I knew that if she didn’t have any numbers on her hand, she could not have been to a concentration camp.
How could we identify which concentration camp she was in? It was a puzzle for me.
Even though now I’m at the same age as my parents were when they died.
We agreed at a family meeting that we have to get to know about the life of my mother as much as possible.
So my children wrote a letter to Kharkiv’s archive and to a German one with the request about Pashenova Mariia Ivanivna, my mother and my children’s grand-mother. We were looking for the information about where she was, what she did, maybe there was someone who knew something.
We received an answer from the German archive.
We are very thankful to them for responding.
The request date is April 14, 2017
From this document we have learnt where she lived, where she was, in what city and for how long she was captured.
My mother was born in Efremivka, Kharkiv oblast. She lived at 54 Moskalevska Street. From April 9, 1942 till April 1945 she was made to work as an inspector at “Reichswerken AG Herman Goring” in the Watenstedt Abteilung Hauptwerkstatt. She lived in Watenstedt, Lager 23.
Of course our family didn’t know about it. Because the question “where was my mother” was a tabu.

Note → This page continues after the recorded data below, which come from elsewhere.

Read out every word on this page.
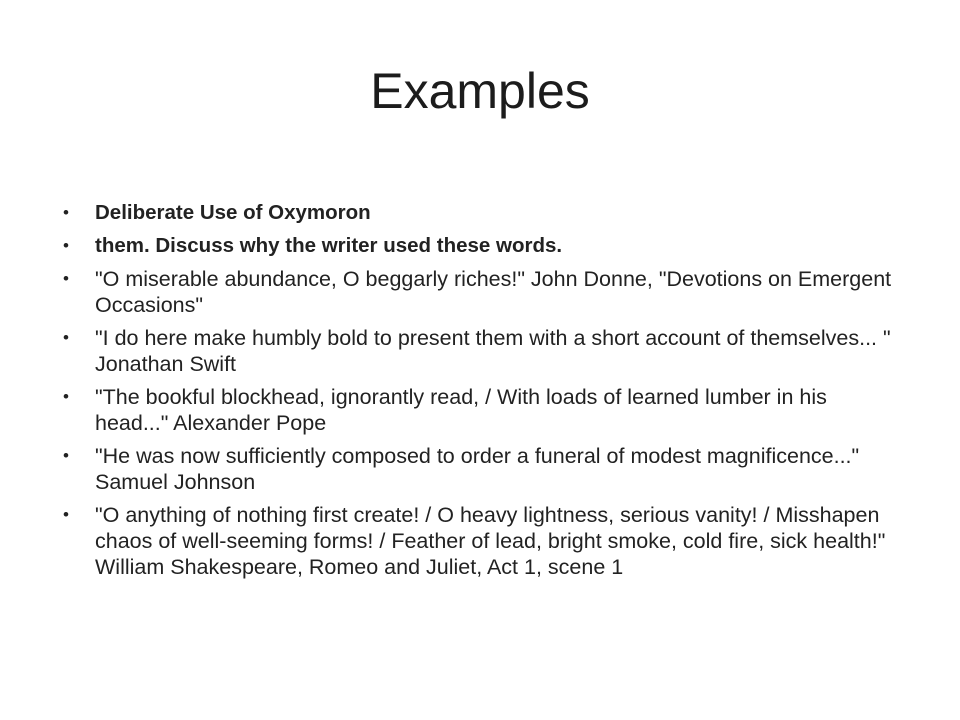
Examples
• Deliberate Use of Oxymoron
• them. Discuss why the writer used these words.
• "O miserable abundance, O beggarly riches!" John Donne, "Devotions on Emergent Occasions"
• "I do here make humbly bold to present them with a short account of themselves... " Jonathan Swift
• "The bookful blockhead, ignorantly read, / With loads of learned lumber in his head..." Alexander Pope
• "He was now sufficiently composed to order a funeral of modest magnificence..." Samuel Johnson
• "O anything of nothing first create! / O heavy lightness, serious vanity! / Misshapen chaos of well-seeming forms! / Feather of lead, bright smoke, cold fire, sick health!" William Shakespeare, Romeo and Juliet, Act 1, scene 1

Not only because she didn’t want to talk about it, but because this situation happened in every family.
The people after the war… They were disdained and wretched because of the fact they were in Germany. Though it was not their fault, they we forced to go there against their will.
My mother… she always considered herself to be Ukrainian, this is her picture. Even in 1943 in Germany she managed to find a Ukrainian national costume and take a picture in it.
Despite the fact that she was born in Ukraine, she had Russian roots.
I want to talk more about history. My mother had a sister – Pashenova Motriona. She had a family: a husband and two children, Valechka 3 y.o. and Slavik 1.5 y.o. They lived in Kharkiv, during the war they moved to Efremivka, where their relatives lived.
My aunt Motriona – my mother’s sister – was shot by Nazi soldiers in her house together with her children. Some people were burnt in a church. A memorial was built in Efremivka. We also knew nothing about my mother’s sister, like what was her surname after the marriage, we only knew that she had children. We had their photo. We didn’t know where she lived. We knew literally nothing but due to the investigation before May 9, we found out that in Efremivka, it’s a village near Likhachovo town, there is a memorial with the names of all killed or burnt alive in the church. We found out that their surname was Turlenko, they all are mentioned there. Valentina Turlenko is a daughter and Viacheslav is a little son, Motriona, her husband and his parents. Their names are written in the memorial of Efremivka. This is how we now understand the real meaning of the war and how much sorrow it brought to every family. When we don’t think about it, it looks like in a movie, to watch and to forget, but when you get into it, it is completely different.